OAS rights group flags Brazil concerns before Bolsonaro takes office

 Jair Bolsonaro
Jair Bolsonaro

RIO DE JANEIRO,  (Reuters) – The Inter-American Commission on Human Rights (IACHR) yesterday expressed concerns about the state and outlook for rights in Brazil, singling out for particular worry some of the signature campaign issues of far-right President-elect Jair Bolsonaro.

Presenting preliminary findings after a week-long visit to Brazil, its first since 1995, the IACHR team pointed to weak protections in Brazil of land and gender rights and to a culture of impunity.

“We express a profound concern over the current state of human rights in Brazil, and their future,” the team said in a statement. “Despite some advances, we found a country that has not been able to face or resolve its historic debts to its citizens.

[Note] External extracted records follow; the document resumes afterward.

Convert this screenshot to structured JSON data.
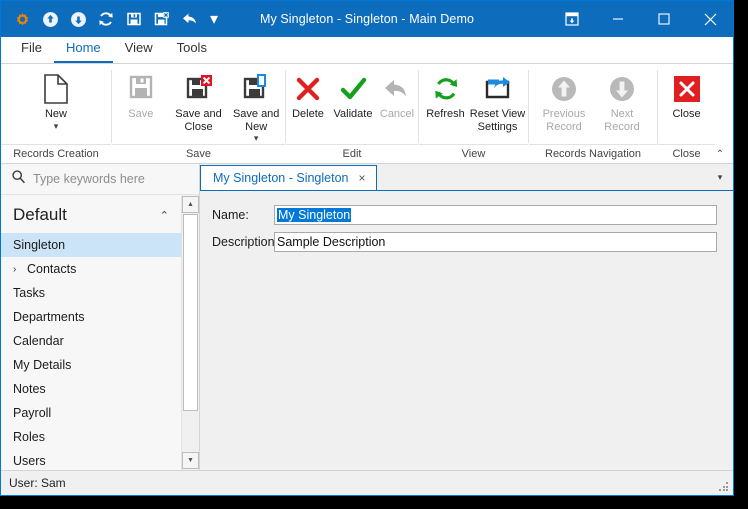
{
  "window": {
    "title": "My Singleton - Singleton - Main Demo",
    "accent": "#0e6cbd",
    "selection_color": "#0078d7"
  },
  "quick_access": {
    "items": [
      {
        "name": "app-gear-icon",
        "label": "App"
      },
      {
        "name": "upload-icon",
        "label": "Upload"
      },
      {
        "name": "download-icon",
        "label": "Download"
      },
      {
        "name": "refresh-icon",
        "label": "Refresh"
      },
      {
        "name": "save-icon",
        "label": "Save"
      },
      {
        "name": "save-and-close-icon",
        "label": "Save and Close"
      },
      {
        "name": "undo-icon",
        "label": "Undo"
      }
    ],
    "overflow_label": "▾"
  },
  "window_controls": {
    "ribbon_options": "Ribbon Display Options",
    "minimize": "Minimize",
    "maximize": "Maximize",
    "close": "Close"
  },
  "ribbon_tabs": [
    {
      "label": "File",
      "active": false
    },
    {
      "label": "Home",
      "active": true
    },
    {
      "label": "View",
      "active": false
    },
    {
      "label": "Tools",
      "active": false
    }
  ],
  "ribbon": {
    "collapse_label": "⌃",
    "groups": [
      {
        "label": "Records Creation",
        "buttons": [
          {
            "label": "New",
            "icon": "new-document-icon",
            "disabled": false,
            "dropdown": true
          }
        ]
      },
      {
        "label": "Save",
        "buttons": [
          {
            "label": "Save",
            "icon": "floppy-disk-icon",
            "disabled": true,
            "dropdown": false
          },
          {
            "label": "Save and Close",
            "icon": "floppy-disk-close-icon",
            "disabled": false,
            "dropdown": false
          },
          {
            "label": "Save and New",
            "icon": "floppy-disk-new-icon",
            "disabled": false,
            "dropdown": true
          }
        ]
      },
      {
        "label": "Edit",
        "buttons": [
          {
            "label": "Delete",
            "icon": "red-cross-icon",
            "disabled": false,
            "dropdown": false
          },
          {
            "label": "Validate",
            "icon": "green-check-icon",
            "disabled": false,
            "dropdown": false
          },
          {
            "label": "Cancel",
            "icon": "undo-arrow-icon",
            "disabled": true,
            "dropdown": false
          }
        ]
      },
      {
        "label": "View",
        "buttons": [
          {
            "label": "Refresh",
            "icon": "refresh-circular-icon",
            "disabled": false,
            "dropdown": false
          },
          {
            "label": "Reset View Settings",
            "icon": "reset-view-icon",
            "disabled": false,
            "dropdown": false
          }
        ]
      },
      {
        "label": "Records Navigation",
        "buttons": [
          {
            "label": "Previous Record",
            "icon": "up-arrow-circle-icon",
            "disabled": true,
            "dropdown": false
          },
          {
            "label": "Next Record",
            "icon": "down-arrow-circle-icon",
            "disabled": true,
            "dropdown": false
          }
        ]
      },
      {
        "label": "Close",
        "buttons": [
          {
            "label": "Close",
            "icon": "red-square-close-icon",
            "disabled": false,
            "dropdown": false
          }
        ]
      }
    ]
  },
  "sidebar": {
    "search": {
      "placeholder": "Type keywords here",
      "value": "",
      "icon": "search-icon"
    },
    "group": {
      "title": "Default",
      "chevron": "⌃"
    },
    "items": [
      {
        "label": "Singleton",
        "selected": true,
        "expandable": false
      },
      {
        "label": "Contacts",
        "selected": false,
        "expandable": true
      },
      {
        "label": "Tasks",
        "selected": false,
        "expandable": false
      },
      {
        "label": "Departments",
        "selected": false,
        "expandable": false
      },
      {
        "label": "Calendar",
        "selected": false,
        "expandable": false
      },
      {
        "label": "My Details",
        "selected": false,
        "expandable": false
      },
      {
        "label": "Notes",
        "selected": false,
        "expandable": false
      },
      {
        "label": "Payroll",
        "selected": false,
        "expandable": false
      },
      {
        "label": "Roles",
        "selected": false,
        "expandable": false
      },
      {
        "label": "Users",
        "selected": false,
        "expandable": false
      }
    ],
    "scroll": {
      "up": "▲",
      "down": "▼"
    }
  },
  "document": {
    "tabs": [
      {
        "label": "My Singleton - Singleton",
        "close": "×",
        "active": true
      }
    ],
    "tab_overflow": "▾",
    "form": {
      "fields": [
        {
          "label": "Name:",
          "value": "My Singleton",
          "selected": true
        },
        {
          "label": "Description:",
          "value": "Sample Description",
          "selected": false
        }
      ]
    }
  },
  "statusbar": {
    "text": "User: Sam"
  }
}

“Social exclusion, lack of access to justice, fragility of public services are all limiting the conditions of development of the country and the critical situation of access to human rights for the majority of the population,” it said.

The statement did not name Bolsonaro, who was elected last month on a wave of anger over graft and rising violence that he and many voters blamed on the leftist Workers Party’s long reign in power.

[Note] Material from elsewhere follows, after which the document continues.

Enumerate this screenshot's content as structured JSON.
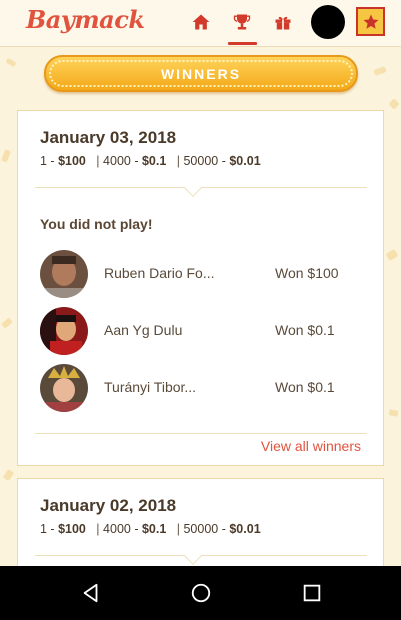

Loved by his supporters as a straight-talker, he is unpopular with many Brazilians for his racist, homophobic and misogynist comments.

He wants to loosen gun laws, provide police and soldiers with legal protection to attack gangsters, scale back sex and gender education and treat land invaders as “terrorists.”

The IACHR, the human rights arm of the 35-member Organization of American States, criticized that label for those protesting over land rights.

“Anti-terrorist rules should not be used for the criminalization of the rights to associate and protest,” its statement said. The team said it had meetings with government and local officials, civil society groups, indigenous and LGBT communities, favela dwellers and diplomats with the aim of drawing up a report to be presented in the future.

Its preliminary findings highlighted threats to the rights of people living in favelas, which have become areas of intense crime and battles with the police, and black women.

“They are murdered by the tens of thousands, without investigation, judgment, sanction or reparation,” it said.

Human rights protections in Brazil have been steadily rising over the past decades but budgetary woes have led to setbacks, it said.

The group called for results from the investigation into the killing of Rio lawmaker and human rights activist Marielle Franco in March, and for greater protection for Venezuelan migrants in the north of Brazil.